Let's take a look as some recent results from the foundry showing improved mRNA stability in a cell-based assay and a mouse model.
Transcript
Ginkgo is an R&D partner for RNA therapeutics. You're trying to discover and optimize new RNA medicines. We want to help you do that.
Here in the Ginkgo foundry, we love biology and we can't get enough of it. We've seen how scale can make biology easier to engineer. So we've invested heavily in assets and capabilities for generating biological big data. We think large datasets, often combined with AI models, are the right way to take on the hardest problems in biotech.
Let's take a look at how this works for a particular hard problem: stability for an RNA therapeutic. You've got an RNA molecule that needs to deliver a therapeutic payload. You're thinking about safety and efficacy, that therapeutic index, and manufacturing.
RNA stability hits all of these things, so it's probably somewhere on your list of priorities in between "very important" and "existential." The good news is that an RNA molecule offers plenty of opportunities to optimize for stability independently of the payload. So we have the design room to get it right.
Let's take a look at the sequence of a typical mRNA. You've got a coding sequence for your therapeutic payload. You've got a 5' region upstream that controls things like expression strength and tissue specificity. And you've got a 3' region downstream that tends to have a lot of influence on the stability and degradation rate.
With the power of the Ginkgo foundry, we can design and build many RNA sequences in parallel, letting us explore sequence space efficiently and in an unbiased way. So, for this dataset, we built about 200,000 different sequence variants and transformed them into a cell line to measure how long they last.

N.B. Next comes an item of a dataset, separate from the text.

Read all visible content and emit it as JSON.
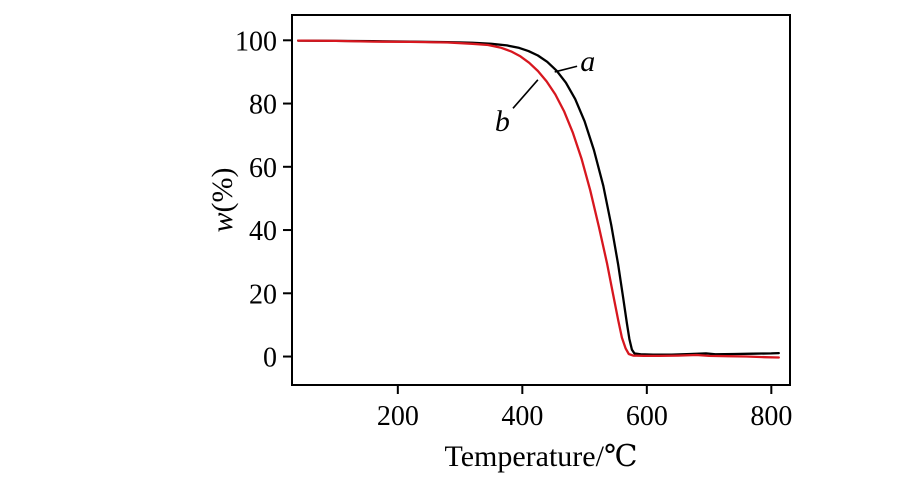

That data became the input for an AI model, which generated the sequences you see here. Down here is a benchmark sequence that is used commonly for RNA constructs. It degrades quickly, with a half life of only six hours. We see a lot of constructs with much better stability. The best designs have more than double the stable half-life.
And this is, honestly, not too surprising. We know the 3' UTR sequence changes stability and we know that many of the standard options have not been optimized. So naturally, when you put this kind of scale into your data generation, you'll find that there's plenty of room for improvement.
Somewhere on a plot like this is the performance threshold for efficacy in your application. RNA molecules that degrade faster will deliver less of your therapeutic payload. That means you might need a higher dose, with the potential for more untargeted, systemic effects and toxicity.
Now you might ask, are we solving the real problem here? Are we optimizing for stability in cell lines when what really matters is stability in patients? In this case, the improved stability does translate into an animal model. The optimized RNAs were packaged into lipid nanoparticles and delivered into a mouse. The payload was the bioluminescent protein luciferase, which produces a light signal we can quantify over time.
Here's the mouse data. The optimized RNA remained functional longer, with 30-100x more activity depending on the time point, including significantly more function at 7 days. One week after injection, we still see luciferase activity in the Ginkgo Design mice, while the Benchmark mice are blank.
And this was true for 3 different sequence designs. The large data sets that we generated in cell lines were capturing at least some of the sequence features that are relevant for stability in a live mouse. It's not just about screening a library for a single good clone, it's about building a resource that is able to generate sequence designs consistently, adapted to the context of your therapeutic payload.
Now, if we can just cut back to the original pooled stability assay for a minute.
You might ask, what if you had worked with a smaller dataset? What if you had been satisfied with Design B, which is already a pretty impressive improvement, only to find that only Design A had the therapeutic index you needed for the clinic.
Now I don't mean to scare you here. Well OK I do a little bit. Because marketing. And of course there's no way for me to know the stability requirements for your application. Maybe B class designs are good enough for your patients.
But working at Ginkgo and seeing these gigantic datasets combined with AI has really changed the way that I look at the hardest problems in biotech. We are starting to get a sense for how far we can really push biological optimization with scale. Often, it’s much farther than we thought in the era of small batch engineering.